Download or read book The Responsive Eye written by Ralph T. Coe and published by Metropolitan Museum of Art. This book was released on 2003 with total page 342 pages. Available in PDF, EPUB and Kindle. Book excerpt: Over the past three decades, Ralph T. Coe has traveled extensively throughout the United States and Canada to assemble this collection of Native American art, one of the finest in private hands today. Immersed in the cultures of Native America, he has come to know artists and artisans, traders, dealers, and shop proprietors, selecting the very best they have to offer. The Ralph T. Coe Collection includes representative pieces from most Native American geographic regions and historical periods, beginning with objects dating back to the fourth millennium B.C. Many examples-men's shirts with ermine fringe, weapons, and button blankets-evoke the heroic lifestyle of the past, while small objects, such as tipi and kayak models, dolls, and tiny moccasins, speak to a more intimate significance. Ritual objects imbued with spiritual meaning-masks and katsinas, tablitas and medicine bundles-as well as utilitarian objects, such as pottery and baskets, also have a strong presence. This catalogue tells the stories of nearly two hundred of these objects, combining art history with personal reminiscence, and reveals the role Coe has played in bringing about awareness of the artistic heritage of Native America.-- Metropolitan Museum of Art website.

Book The Indian Craze

    Book Details:
  • Author : Elizabeth Hutchinson
  • Publisher : Duke University Press
  • Release : 2009-03-23
  • ISBN : 0822392097
  • Pages : 304 pages

Download or read book The Indian Craze written by Elizabeth Hutchinson and published by Duke University Press.
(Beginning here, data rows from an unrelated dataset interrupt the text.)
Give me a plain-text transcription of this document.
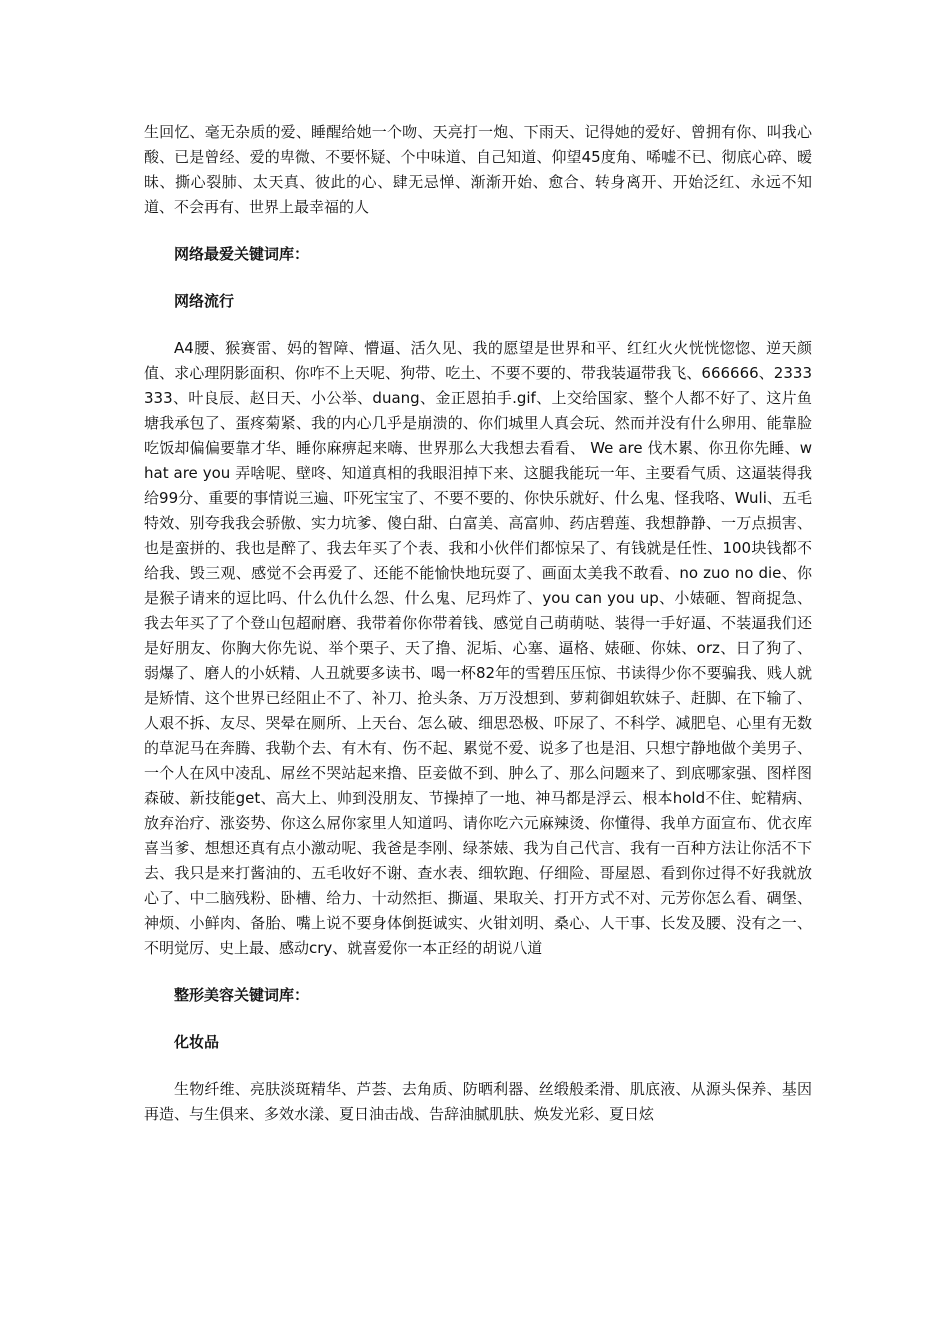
生回忆、毫无杂质的爱、睡醒给她一个吻、天亮打一炮、下雨天、记得她的爱好、曾拥有你、叫我心酸、已是曾经、爱的卑微、不要怀疑、个中味道、自己知道、仰望45度角、唏嘘不已、彻底心碎、暧昧、撕心裂肺、太天真、彼此的心、肆无忌惮、渐渐开始、愈合、转身离开、开始泛红、永远不知道、不会再有、世界上最幸福的人

网络最爱关键词库：
网络流行

A4腰、猴赛雷、妈的智障、懵逼、活久见、我的愿望是世界和平、红红火火恍恍惚惚、逆天颜值、求心理阴影面积、你咋不上天呢、狗带、吃土、不要不要的、带我装逼带我飞、666666、2333333、叶良辰、赵日天、小公举、duang、金正恩拍手.gif、上交给国家、整个人都不好了、这片鱼塘我承包了、蛋疼菊紧、我的内心几乎是崩溃的、你们城里人真会玩、然而并没有什么卵用、能靠脸吃饭却偏偏要靠才华、睡你麻痹起来嗨、世界那么大我想去看看、 We are 伐木累、你丑你先睡、what are you 弄啥呢、壁咚、知道真相的我眼泪掉下来、这腿我能玩一年、主要看气质、这逼装得我给99分、重要的事情说三遍、吓死宝宝了、不要不要的、你快乐就好、什么鬼、怪我咯、Wuli、五毛特效、别夸我我会骄傲、实力坑爹、傻白甜、白富美、高富帅、药店碧莲、我想静静、一万点损害、也是蛮拼的、我也是醉了、我去年买了个表、我和小伙伴们都惊呆了、有钱就是任性、100块钱都不给我、毁三观、感觉不会再爱了、还能不能愉快地玩耍了、画面太美我不敢看、no zuo no die、你是猴子请来的逗比吗、什么仇什么怨、什么鬼、尼玛炸了、you can you up、小婊砸、智商捉急、我去年买了了个登山包超耐磨、我带着你你带着钱、感觉自己萌萌哒、装得一手好逼、不装逼我们还是好朋友、你胸大你先说、举个栗子、天了撸、泥垢、心塞、逼格、婊砸、你妹、orz、日了狗了、弱爆了、磨人的小妖精、人丑就要多读书、喝一杯82年的雪碧压压惊、书读得少你不要骗我、贱人就是矫情、这个世界已经阻止不了、补刀、抢头条、万万没想到、萝莉御姐软妹子、赶脚、在下输了、人艰不拆、友尽、哭晕在厕所、上天台、怎么破、细思恐极、吓尿了、不科学、减肥皂、心里有无数的草泥马在奔腾、我勒个去、有木有、伤不起、累觉不爱、说多了也是泪、只想宁静地做个美男子、一个人在风中凌乱、屌丝不哭站起来撸、臣妾做不到、肿么了、那么问题来了、到底哪家强、图样图森破、新技能get、高大上、帅到没朋友、节操掉了一地、神马都是浮云、根本hold不住、蛇精病、放弃治疗、涨姿势、你这么屌你家里人知道吗、请你吃六元麻辣烫、你懂得、我单方面宣布、优衣库喜当爹、想想还真有点小激动呢、我爸是李刚、绿茶婊、我为自己代言、我有一百种方法让你活不下去、我只是来打酱油的、五毛收好不谢、查水表、细软跑、仔细险、哥屋恩、看到你过得不好我就放心了、中二脑残粉、卧槽、给力、十动然拒、撕逼、果取关、打开方式不对、元芳你怎么看、碉堡、神烦、小鲜肉、备胎、嘴上说不要身体倒挺诚实、火钳刘明、桑心、人干事、长发及腰、没有之一、不明觉厉、史上最、感动cry、就喜爱你一本正经的胡说八道

整形美容关键词库：
化妆品

生物纤维、亮肤淡斑精华、芦荟、去角质、防晒利器、丝缎般柔滑、肌底液、从源头保养、基因再造、与生俱来、多效水漾、夏日油击战、告辞油腻肌肤、焕发光彩、夏日炫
This book was released on 2009-03-23 with total page 304 pages. Available in PDF, EPUB and Kindle. Book excerpt: In the early twentieth century, Native American baskets, blankets, and bowls could be purchased from department stores, “Indian stores,” dealers, and the U.S. government’s Indian schools. Men and women across the United States indulged in a widespread passion for collecting Native American art, which they displayed in domestic nooks called “Indian corners.” Elizabeth Hutchinson identifies this collecting as part of a larger “Indian craze” and links it to other activities such as the inclusion of Native American artifacts in art exhibitions sponsored by museums, arts and crafts societies, and World’s Fairs, and the use of indigenous handicrafts as models for non-Native artists exploring formal abstraction and emerging notions of artistic subjectivity. She argues that the Indian craze convinced policymakers that art was an aspect of “traditional” Native culture worth preserving, an attitude that continues to influence popular attitudes and federal legislation. Illustrating her argument with images culled from late-nineteenth- and early-twentieth-century publications, Hutchinson revises the standard history of the mainstream interest in Native American material culture as “art.” While many locate the development of this cross-cultural interest in the Southwest after the First World War, Hutchinson reveals that it began earlier and spread across the nation from west to east and from reservation to metropolis. She demonstrates that artists, teachers, and critics associated with the development of American modernism, including Arthur Wesley Dow and Gertrude Käsebier, were inspired by Native art. Native artists were also able to achieve some recognition as modern artists, as Hutchinson shows through her discussion of the Winnebago painter and educator Angel DeCora. By taking a transcultural approach, Hutchinson transforms our understanding of the role of Native Americans in modernist culture.